En seulement deux films, Get Out (2017) et Us (2019), Jordan Peele s’est imposé comme l’un des nouveaux maîtres de l’horreur, usant de sa fibre comique et déployant sa maîtrise des ruptures de tons au sein d’un univers aussi référencé que très personnel. Voici les six conseils du cinéaste aux réalisateurs/trices de demain.

Il y a trois ans, Jordan Peele est devenu l’une des nouvelles voix du cinéma horrifique. En 2017, l’incroyable carton public et critique de Get Out (il a même glané l’Oscar du meilleur scénario original) a révélé un auteur unique, capable de renouveler le genre si codifié de l’horreur en y injectant une féroce dose de charge sociale  contre le racisme latent aux Etats-Unis. Un film profondément actuel et contemporain, montrant qu’un nouveau cinéma de genre est en train d’arriver. Après le succès surprise de ce premier film, Jordan Peele était attendu au tournant pour son second long-métrage, Us, dans lequel une famille se voit confrontée à leurs doppelgängers maléfiques. Suscitant moins d’enthousiasme que Get Out, Jordan Peele utilisait pourtant une nouvelle fois la puissante force allégorique de son récit pour nous plonger dans les abysses d’une mythologie horrifique originale.

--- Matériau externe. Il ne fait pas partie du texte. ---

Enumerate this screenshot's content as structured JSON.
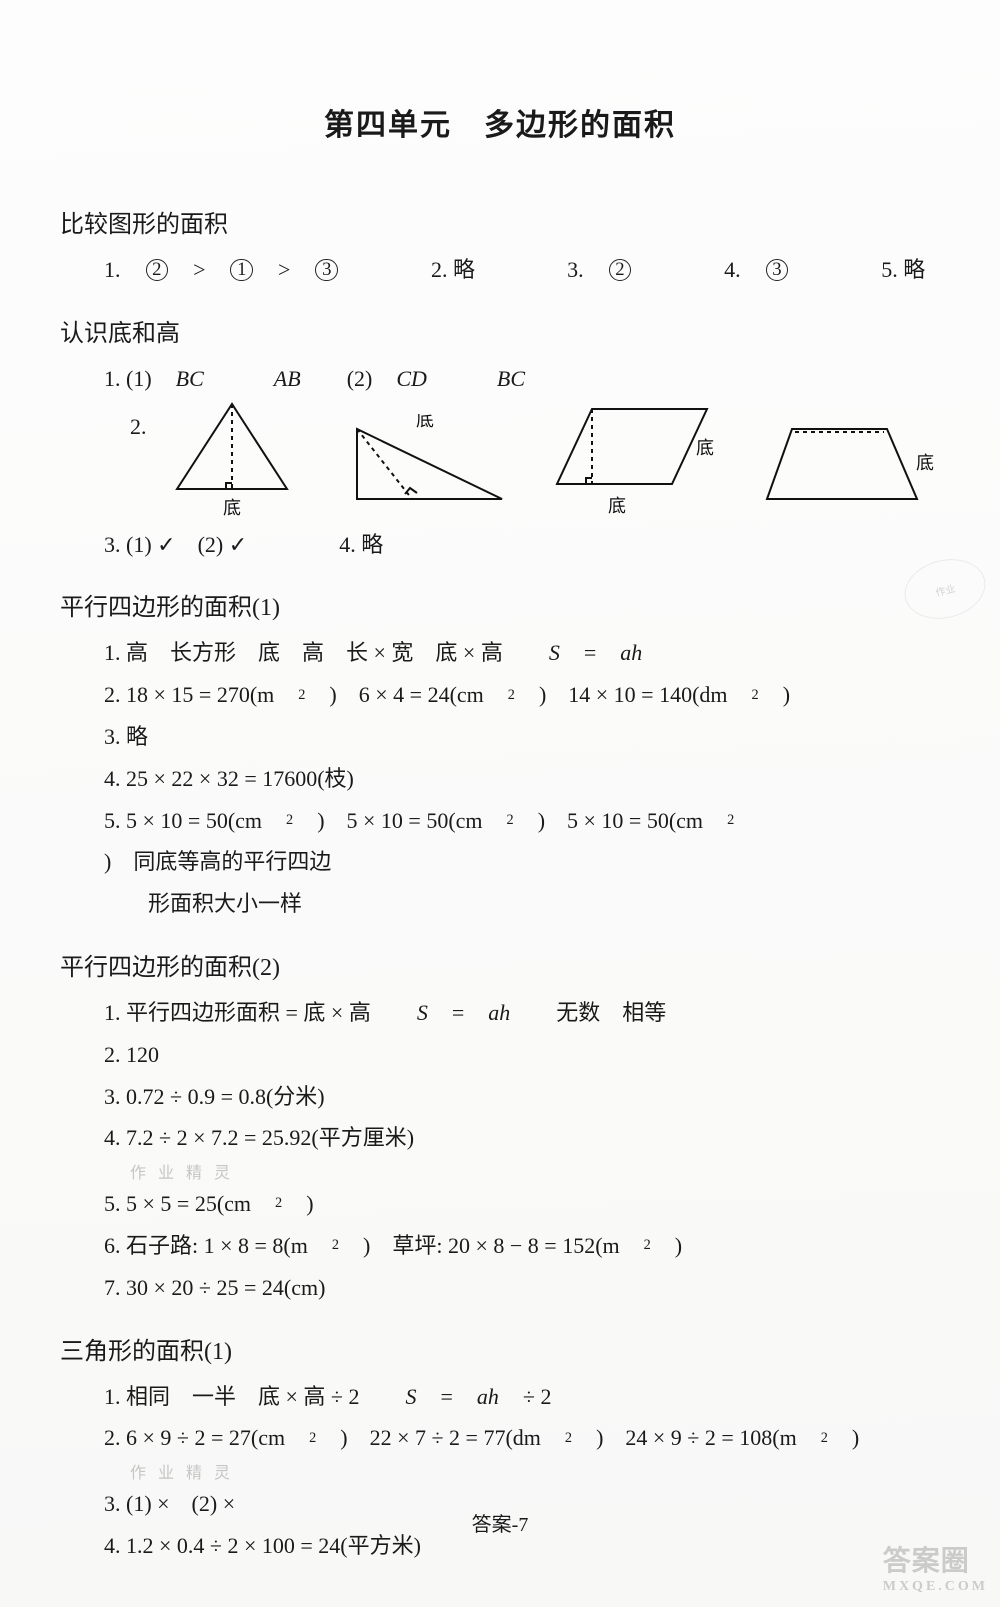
{
  "unit_title": "第四单元　多边形的面积",
  "sections": [
    {
      "title": "比较图形的面积",
      "lines": [
        [
          {
            "t": "1. "
          },
          {
            "circ": "2"
          },
          {
            "t": " > "
          },
          {
            "circ": "1"
          },
          {
            "t": " > "
          },
          {
            "circ": "3"
          },
          {
            "gap": true
          },
          {
            "t": "2. 略"
          },
          {
            "gap": true
          },
          {
            "t": "3. "
          },
          {
            "circ": "2"
          },
          {
            "gap": true
          },
          {
            "t": "4. "
          },
          {
            "circ": "3"
          },
          {
            "gap": true
          },
          {
            "t": "5. 略"
          }
        ]
      ]
    },
    {
      "title": "认识底和高",
      "lines": [
        [
          {
            "t": "1. (1) "
          },
          {
            "it": "BC"
          },
          {
            "t": "　"
          },
          {
            "it": "AB"
          },
          {
            "t": "　(2) "
          },
          {
            "it": "CD"
          },
          {
            "t": "　"
          },
          {
            "it": "BC"
          }
        ]
      ],
      "diagrams": {
        "q_label": "2.",
        "shapes": [
          {
            "type": "triangle_iso",
            "label_bottom": "底",
            "label_top": "底"
          },
          {
            "type": "triangle_right",
            "label_top": "底"
          },
          {
            "type": "parallelogram",
            "label_bottom": "底",
            "label_right": "底"
          },
          {
            "type": "trapezoid",
            "label_right": "底"
          }
        ],
        "stroke": "#111",
        "stroke_width": 2,
        "dash": "4 4"
      },
      "lines_after": [
        [
          {
            "t": "3. (1) ✓　(2) ✓"
          },
          {
            "gap": true
          },
          {
            "t": "4. 略"
          }
        ]
      ]
    },
    {
      "title": "平行四边形的面积(1)",
      "lines": [
        [
          {
            "t": "1. 高　长方形　底　高　长 × 宽　底 × 高　"
          },
          {
            "it": "S"
          },
          {
            "t": " = "
          },
          {
            "it": "ah"
          }
        ],
        [
          {
            "t": "2. 18 × 15 = 270(m"
          },
          {
            "sup": "2"
          },
          {
            "t": ")　6 × 4 = 24(cm"
          },
          {
            "sup": "2"
          },
          {
            "t": ")　14 × 10 = 140(dm"
          },
          {
            "sup": "2"
          },
          {
            "t": ")"
          }
        ],
        [
          {
            "t": "3. 略"
          }
        ],
        [
          {
            "t": "4. 25 × 22 × 32 = 17600(枝)"
          }
        ],
        [
          {
            "t": "5. 5 × 10 = 50(cm"
          },
          {
            "sup": "2"
          },
          {
            "t": ")　5 × 10 = 50(cm"
          },
          {
            "sup": "2"
          },
          {
            "t": ")　5 × 10 = 50(cm"
          },
          {
            "sup": "2"
          },
          {
            "t": ")　同底等高的平行四边"
          }
        ],
        [
          {
            "cont": true
          },
          {
            "t": "形面积大小一样"
          }
        ]
      ]
    },
    {
      "title": "平行四边形的面积(2)",
      "lines": [
        [
          {
            "t": "1. 平行四边形面积 = 底 × 高　"
          },
          {
            "it": "S"
          },
          {
            "t": " = "
          },
          {
            "it": "ah"
          },
          {
            "t": "　无数　相等"
          }
        ],
        [
          {
            "t": "2. 120"
          }
        ],
        [
          {
            "t": "3. 0.72 ÷ 0.9 = 0.8(分米)"
          }
        ],
        [
          {
            "t": "4. 7.2 ÷ 2 × 7.2 = 25.92(平方厘米)"
          }
        ],
        [
          {
            "t": "5. 5 × 5 = 25(cm"
          },
          {
            "sup": "2"
          },
          {
            "t": ")"
          }
        ],
        [
          {
            "t": "6. 石子路: 1 × 8 = 8(m"
          },
          {
            "sup": "2"
          },
          {
            "t": ")　草坪: 20 × 8 − 8 = 152(m"
          },
          {
            "sup": "2"
          },
          {
            "t": ")"
          }
        ],
        [
          {
            "t": "7. 30 × 20 ÷ 25 = 24(cm)"
          }
        ]
      ],
      "faint_before_index": 4,
      "faint_text": "作 业 精 灵"
    },
    {
      "title": "三角形的面积(1)",
      "lines": [
        [
          {
            "t": "1. 相同　一半　底 × 高 ÷ 2　"
          },
          {
            "it": "S"
          },
          {
            "t": "="
          },
          {
            "it": "ah"
          },
          {
            "t": " ÷ 2"
          }
        ],
        [
          {
            "t": "2. 6 × 9 ÷ 2 = 27(cm"
          },
          {
            "sup": "2"
          },
          {
            "t": ")　22 × 7 ÷ 2 = 77(dm"
          },
          {
            "sup": "2"
          },
          {
            "t": ")　24 × 9 ÷ 2 = 108(m"
          },
          {
            "sup": "2"
          },
          {
            "t": ")"
          }
        ],
        [
          {
            "t": "3. (1) ×　(2) ×"
          }
        ],
        [
          {
            "t": "4. 1.2 × 0.4 ÷ 2 × 100 = 24(平方米)"
          }
        ]
      ],
      "faint_before_index": 2,
      "faint_text": "作 业 精 灵"
    }
  ],
  "footer": "答案-7",
  "watermark_br_main": "答案圈",
  "watermark_br_sub": "MXQE.COM",
  "watermark_tr": "作业"
}
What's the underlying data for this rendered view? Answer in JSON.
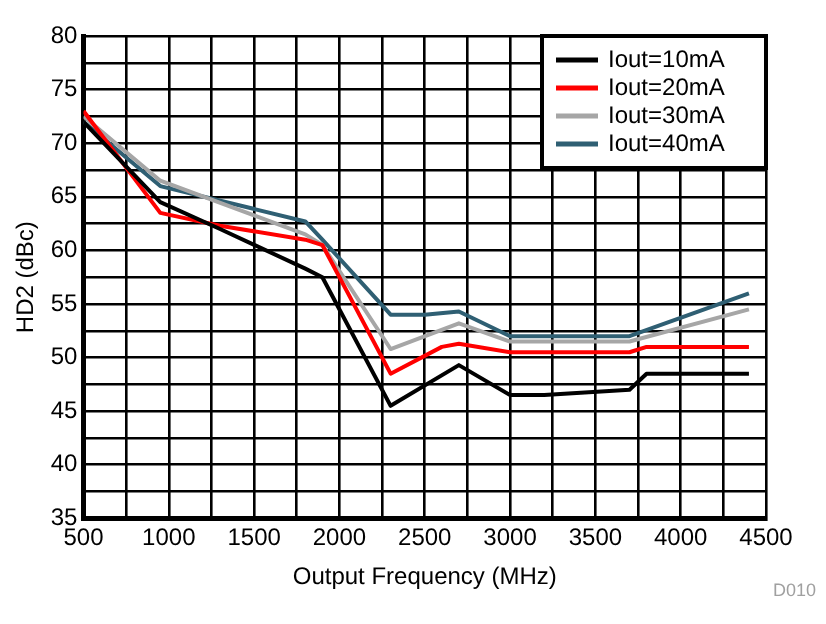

À LIRE >> ENTRETIEN: Jordan Peele nous parle de ses visions hantées

Le site Film School Rejects a recensé six précieux tips que propose Jordan Peele pour faire ses débuts de metteur en scène. En voici quelques extraits.

 

1. « Écrivez pour vous-mêmes »

« Premièrement, écrivez sur ce que vous imaginez être votre film préféré. Ne vous inquiétez pas de savoir s’il va être réalisé. Écrivez quelque chose pour vous-mêmes. Une fois que vous avez ce brouillon, préoccupez-vous de ce que vous devez faire pour le vendre. Je vous conseille aussi, en tant que réalisateur, de vous amuser, de prendre le temps de respirer et d’avoir des moments de tranquillité pour faire le point et vous demander : « Mais comment j’en suis arrivé là, p*tain?’. Ça influencera positivement votre travail et les gens le ressentiront. »

2. « Regardez des classiques »

« C’est un excellent moyen d’apprendre à réinventer les idées modernes. Stylistiquement, « Get Out » est un retour aux années 1960, une de mes périodes préférées au cinéma. Ils savaient vraiment comment resserrer de plus en plus la tension. »

3. « Confrontez-vous à vos angoisses et questionnements »

« Je pense que pour créer quelque chose de nouveau, il faut s’autoriser à être vulnérable, à l’écoute de ses propres émotions. D’une certaine manière, ça doit être autobiographique. Si vous racontez une histoire et que vous n’y mettez pas pas une partie de votre âme ou que vous ne dites pas votre vérité, je pense que vous ne le faites pas bien non plus. […] Vous savez, j’ai du explorer mes peurs en profondeur avant de trouver le sujet de ce film [Get Out,  ndlr] […]. Nous sommes tous faits des mêmes émotions, et c’est cet écho que l’on cherche aussi dans la comédie, cette façon de mettre en avant sa vérité, aussi spécifique soit-elle […]. C’est facile à voir dans la comédie : quand quelque chose semble vrai, et quand quelque chose sonne vrai, on en rit. Et si ce n’est pas le cas, vous ne riez pas. C’est aussi simple que ça. »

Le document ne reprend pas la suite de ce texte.